Ateşkes sürecinde Esad'ın eksiklerini giderme fırsatı bulduğunu ancak bunu kaçırdığını belirten Dışişleri Bakanı, şöyle konuştu: “Biz onlara büyük bir samimiyetle yaklaştık. Biz kendimiz için hiçbir şey istemezdik. Türkiye'nin durumu nedir? Türkiye'nin durumu yoktu. bir durum. “Onun istediği milyonlarca insanın evlerine dönmesi ve toplumsal barıştı. Biz petrol kuyusu, üs, arazi istemedik” dedi.
Arka plan
Baas Arap Sosyalist Partisi'nin Suriye'deki 61 yıllık iktidarının 8 Aralık'ta sona ermesinden günler sonra, Türkiye ve Katar'dan diplomatik temsilciler aynı gün Şam'a giderek Hayat lideri Tahrir El Şam (HTŞ) Muhammed El Colani ile görüştü. Gerçek adıyla tanınan Ahmed Hussein Al Shara ve Suriye'nin yeni başbakanı Muhammed Beşir ile tanıştı. Perşembe günkü toplantıda Milli İstihbarat Teşkilatı (MİT) Başkanı İbrahim Kalın da temsilciler arasında yer aldı.
Suriye'de 13 yıldır devam eden iç savaş, HTŞ ve diğer muhalif grupların son 12 günlük operasyonu sonrasında Esad ailesinin 54 yıllık, Baas Partisi'nin ise 61 yıllık iktidarının sona ermesiyle sona erdi.
Ülkenin kuzeybatısındaki İdlib'de yer alan ve yaklaşık 4 milyon nüfusu yönettiği söylenen HTŞ tarafı, sabah saatlerinde Şam'da Suriye hükümeti ve ordusuna yönelik “saldırıya karşı caydırıcılık” kampanyası başlattı. Çarşamba Kasım. 27 Ocak'ta Türkiye'nin de desteklediği Suriye Ulusal Ordusu'nun (SMO) yardımıyla Rad'ul Udvan Harekatı başlatıldı.
Hızla ilerleyen muhalifler, 28 Kasım'da Halep'i Şam'a bağlayan otoyolu keserek, aynı gün 46. Alayın üssünü ve en az 8 köyü ele geçirdi.
29 ve 30 Kasım'da ülkenin ikinci büyük şehri Halep muhaliflerin elindeydi. Bu gelişmenin ardından Rus ve Suriye savaş uçakları, 2016 yılından bu yana ilk kez 2024 yılında muhaliflerin eline geçtiği düşünülen mevzileri bombaladı.
HTŞ kontrolündeki muhalif gruplar 4 Aralık'ta Hama'yı, 7 Aralık'ta Humus'u ve 8 Aralık'ta Esad'ın ülkeyi yönettiği Şam'ı ele geçirdi.

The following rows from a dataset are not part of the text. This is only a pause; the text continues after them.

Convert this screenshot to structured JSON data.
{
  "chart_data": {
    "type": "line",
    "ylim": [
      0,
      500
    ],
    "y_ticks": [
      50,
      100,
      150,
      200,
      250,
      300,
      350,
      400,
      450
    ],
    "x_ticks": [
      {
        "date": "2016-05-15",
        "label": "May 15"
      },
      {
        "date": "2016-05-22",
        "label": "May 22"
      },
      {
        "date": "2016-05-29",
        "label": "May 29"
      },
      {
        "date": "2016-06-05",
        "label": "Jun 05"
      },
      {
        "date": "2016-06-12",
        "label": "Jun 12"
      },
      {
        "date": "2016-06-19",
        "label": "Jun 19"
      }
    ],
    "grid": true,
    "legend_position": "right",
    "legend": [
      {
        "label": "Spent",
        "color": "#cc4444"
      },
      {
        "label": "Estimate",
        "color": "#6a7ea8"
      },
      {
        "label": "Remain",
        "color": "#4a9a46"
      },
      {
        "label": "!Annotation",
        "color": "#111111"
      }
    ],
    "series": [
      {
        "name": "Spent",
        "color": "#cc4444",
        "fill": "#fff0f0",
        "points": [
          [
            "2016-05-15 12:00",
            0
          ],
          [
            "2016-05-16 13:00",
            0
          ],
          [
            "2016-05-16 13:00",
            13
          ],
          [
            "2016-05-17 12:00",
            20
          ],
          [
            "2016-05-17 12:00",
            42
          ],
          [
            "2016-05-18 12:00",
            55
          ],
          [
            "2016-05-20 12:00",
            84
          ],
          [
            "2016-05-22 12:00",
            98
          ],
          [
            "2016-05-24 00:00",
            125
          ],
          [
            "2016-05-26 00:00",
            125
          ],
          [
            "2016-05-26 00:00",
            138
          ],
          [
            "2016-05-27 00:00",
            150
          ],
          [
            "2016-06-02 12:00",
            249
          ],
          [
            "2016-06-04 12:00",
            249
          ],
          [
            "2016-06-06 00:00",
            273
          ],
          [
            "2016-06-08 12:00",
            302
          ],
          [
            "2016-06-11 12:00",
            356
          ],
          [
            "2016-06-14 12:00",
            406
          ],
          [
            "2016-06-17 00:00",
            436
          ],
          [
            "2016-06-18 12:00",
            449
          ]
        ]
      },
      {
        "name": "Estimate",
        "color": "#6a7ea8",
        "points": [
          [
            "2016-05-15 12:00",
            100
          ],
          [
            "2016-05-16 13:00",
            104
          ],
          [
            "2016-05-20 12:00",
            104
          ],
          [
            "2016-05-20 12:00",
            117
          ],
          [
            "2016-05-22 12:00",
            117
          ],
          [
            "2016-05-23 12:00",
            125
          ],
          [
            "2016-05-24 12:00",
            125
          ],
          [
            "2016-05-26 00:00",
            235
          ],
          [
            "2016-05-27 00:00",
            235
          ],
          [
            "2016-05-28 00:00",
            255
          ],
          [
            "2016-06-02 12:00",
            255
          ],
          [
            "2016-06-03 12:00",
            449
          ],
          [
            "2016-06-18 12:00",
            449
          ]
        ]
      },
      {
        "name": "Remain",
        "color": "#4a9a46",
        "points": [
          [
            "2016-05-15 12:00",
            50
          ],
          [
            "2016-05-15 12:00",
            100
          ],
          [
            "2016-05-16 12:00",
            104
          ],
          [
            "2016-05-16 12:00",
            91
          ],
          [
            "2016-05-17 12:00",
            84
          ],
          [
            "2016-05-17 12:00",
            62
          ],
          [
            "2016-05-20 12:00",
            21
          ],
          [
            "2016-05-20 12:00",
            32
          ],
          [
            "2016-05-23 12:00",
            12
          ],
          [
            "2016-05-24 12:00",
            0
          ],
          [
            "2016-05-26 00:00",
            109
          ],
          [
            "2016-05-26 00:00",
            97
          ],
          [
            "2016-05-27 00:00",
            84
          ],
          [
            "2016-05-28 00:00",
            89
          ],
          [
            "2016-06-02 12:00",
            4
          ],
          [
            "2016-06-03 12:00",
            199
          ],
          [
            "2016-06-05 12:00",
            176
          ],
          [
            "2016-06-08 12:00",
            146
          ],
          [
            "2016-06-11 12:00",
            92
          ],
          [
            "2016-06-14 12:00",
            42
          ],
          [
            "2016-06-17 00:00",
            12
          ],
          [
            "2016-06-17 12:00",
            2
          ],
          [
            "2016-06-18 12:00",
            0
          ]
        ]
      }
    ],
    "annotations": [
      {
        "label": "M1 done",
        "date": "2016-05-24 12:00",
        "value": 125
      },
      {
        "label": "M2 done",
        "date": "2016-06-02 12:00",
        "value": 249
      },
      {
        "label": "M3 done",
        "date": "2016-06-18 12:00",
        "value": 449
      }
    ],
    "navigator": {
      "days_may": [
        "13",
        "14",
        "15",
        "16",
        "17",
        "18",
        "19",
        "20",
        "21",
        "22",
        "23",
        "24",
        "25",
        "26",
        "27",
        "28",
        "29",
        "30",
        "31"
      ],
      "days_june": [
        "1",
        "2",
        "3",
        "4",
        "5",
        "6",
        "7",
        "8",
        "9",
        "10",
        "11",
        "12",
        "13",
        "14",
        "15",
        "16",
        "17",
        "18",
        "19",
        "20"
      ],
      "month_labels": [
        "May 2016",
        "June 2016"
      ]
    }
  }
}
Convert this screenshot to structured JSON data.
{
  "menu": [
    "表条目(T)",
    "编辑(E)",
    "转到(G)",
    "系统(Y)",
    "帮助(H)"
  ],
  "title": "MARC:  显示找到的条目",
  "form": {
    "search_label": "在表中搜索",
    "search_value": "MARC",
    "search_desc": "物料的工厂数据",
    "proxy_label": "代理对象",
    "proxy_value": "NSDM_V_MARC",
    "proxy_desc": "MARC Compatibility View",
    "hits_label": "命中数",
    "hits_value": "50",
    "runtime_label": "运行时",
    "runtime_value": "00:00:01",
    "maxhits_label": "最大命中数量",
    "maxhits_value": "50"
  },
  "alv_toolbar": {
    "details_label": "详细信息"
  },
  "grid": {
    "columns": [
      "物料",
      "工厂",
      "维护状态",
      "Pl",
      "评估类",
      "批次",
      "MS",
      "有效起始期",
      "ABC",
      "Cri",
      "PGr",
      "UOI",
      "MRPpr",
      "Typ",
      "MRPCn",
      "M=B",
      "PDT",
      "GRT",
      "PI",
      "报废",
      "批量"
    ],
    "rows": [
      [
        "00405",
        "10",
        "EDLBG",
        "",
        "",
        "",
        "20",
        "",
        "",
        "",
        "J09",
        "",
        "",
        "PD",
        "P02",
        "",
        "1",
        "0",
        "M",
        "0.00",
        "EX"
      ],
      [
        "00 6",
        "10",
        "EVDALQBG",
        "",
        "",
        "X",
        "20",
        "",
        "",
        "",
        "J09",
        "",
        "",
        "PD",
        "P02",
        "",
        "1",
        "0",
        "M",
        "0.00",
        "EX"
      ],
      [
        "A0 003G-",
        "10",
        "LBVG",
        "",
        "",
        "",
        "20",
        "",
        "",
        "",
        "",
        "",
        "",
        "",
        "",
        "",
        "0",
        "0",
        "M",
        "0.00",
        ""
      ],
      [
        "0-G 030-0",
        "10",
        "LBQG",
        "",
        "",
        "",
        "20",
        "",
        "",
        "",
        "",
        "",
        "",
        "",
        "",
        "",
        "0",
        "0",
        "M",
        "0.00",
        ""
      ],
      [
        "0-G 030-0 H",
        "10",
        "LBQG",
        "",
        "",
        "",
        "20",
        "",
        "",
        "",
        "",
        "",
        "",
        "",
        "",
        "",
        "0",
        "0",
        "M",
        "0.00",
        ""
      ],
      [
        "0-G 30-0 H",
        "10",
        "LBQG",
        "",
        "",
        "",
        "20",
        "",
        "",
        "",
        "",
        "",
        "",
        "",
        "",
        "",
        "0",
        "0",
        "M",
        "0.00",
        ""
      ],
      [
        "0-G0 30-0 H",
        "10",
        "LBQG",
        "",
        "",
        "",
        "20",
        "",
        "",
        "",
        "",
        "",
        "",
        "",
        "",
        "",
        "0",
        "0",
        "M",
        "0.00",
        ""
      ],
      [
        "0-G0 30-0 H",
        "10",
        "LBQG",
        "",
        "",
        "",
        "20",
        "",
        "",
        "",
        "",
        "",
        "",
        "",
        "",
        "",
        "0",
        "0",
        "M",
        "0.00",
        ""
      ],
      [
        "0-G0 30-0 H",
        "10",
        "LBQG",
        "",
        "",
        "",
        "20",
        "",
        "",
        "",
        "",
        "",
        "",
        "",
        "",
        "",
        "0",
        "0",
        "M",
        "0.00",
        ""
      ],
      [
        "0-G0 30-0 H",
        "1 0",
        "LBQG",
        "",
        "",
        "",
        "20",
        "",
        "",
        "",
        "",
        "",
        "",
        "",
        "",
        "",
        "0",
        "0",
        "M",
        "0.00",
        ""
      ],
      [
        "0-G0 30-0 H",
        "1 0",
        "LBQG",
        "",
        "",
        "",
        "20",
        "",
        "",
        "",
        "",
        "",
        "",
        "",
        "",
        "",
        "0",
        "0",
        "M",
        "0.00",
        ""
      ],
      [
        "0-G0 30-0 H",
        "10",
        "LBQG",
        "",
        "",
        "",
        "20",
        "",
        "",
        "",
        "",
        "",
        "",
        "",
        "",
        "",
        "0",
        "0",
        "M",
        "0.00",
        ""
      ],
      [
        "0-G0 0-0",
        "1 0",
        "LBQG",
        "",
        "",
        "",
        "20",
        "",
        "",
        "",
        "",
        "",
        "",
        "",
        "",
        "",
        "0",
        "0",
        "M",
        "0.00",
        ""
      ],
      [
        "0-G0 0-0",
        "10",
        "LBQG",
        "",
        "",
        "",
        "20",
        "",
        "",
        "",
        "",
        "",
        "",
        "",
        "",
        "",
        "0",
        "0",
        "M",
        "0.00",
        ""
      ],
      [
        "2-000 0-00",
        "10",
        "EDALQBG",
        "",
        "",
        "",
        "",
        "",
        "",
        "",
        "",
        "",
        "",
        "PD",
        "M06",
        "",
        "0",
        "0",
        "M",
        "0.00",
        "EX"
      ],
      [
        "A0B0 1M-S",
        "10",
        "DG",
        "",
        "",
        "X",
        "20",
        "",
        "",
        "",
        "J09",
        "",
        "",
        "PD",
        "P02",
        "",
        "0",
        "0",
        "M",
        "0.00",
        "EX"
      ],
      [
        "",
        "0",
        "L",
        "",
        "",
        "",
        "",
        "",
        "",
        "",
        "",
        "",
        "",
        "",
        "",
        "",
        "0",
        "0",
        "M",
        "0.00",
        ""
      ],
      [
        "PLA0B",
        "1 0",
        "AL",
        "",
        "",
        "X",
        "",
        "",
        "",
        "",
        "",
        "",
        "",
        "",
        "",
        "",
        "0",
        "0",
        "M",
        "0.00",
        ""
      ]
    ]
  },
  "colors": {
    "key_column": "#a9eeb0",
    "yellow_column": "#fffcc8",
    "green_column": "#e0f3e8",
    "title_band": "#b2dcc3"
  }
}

Bu gelişmelerin ardından Esad, Rusya'nın “insani nedenlerle” tanıdığı sığınma hakkı kapsamında ailesiyle birlikte Moskova'ya uçtu.
Gerçek adı Ahmed Hüseyin el-Şara olan HTŞ lideri Colani, aynı gün Suriye devlet televizyonunda Esad'ı devirdiğini duyurdu.
ABD, Kanada, İngiltere ve Türkiye HTŞ'yi “terör örgütü” olarak tanıyor.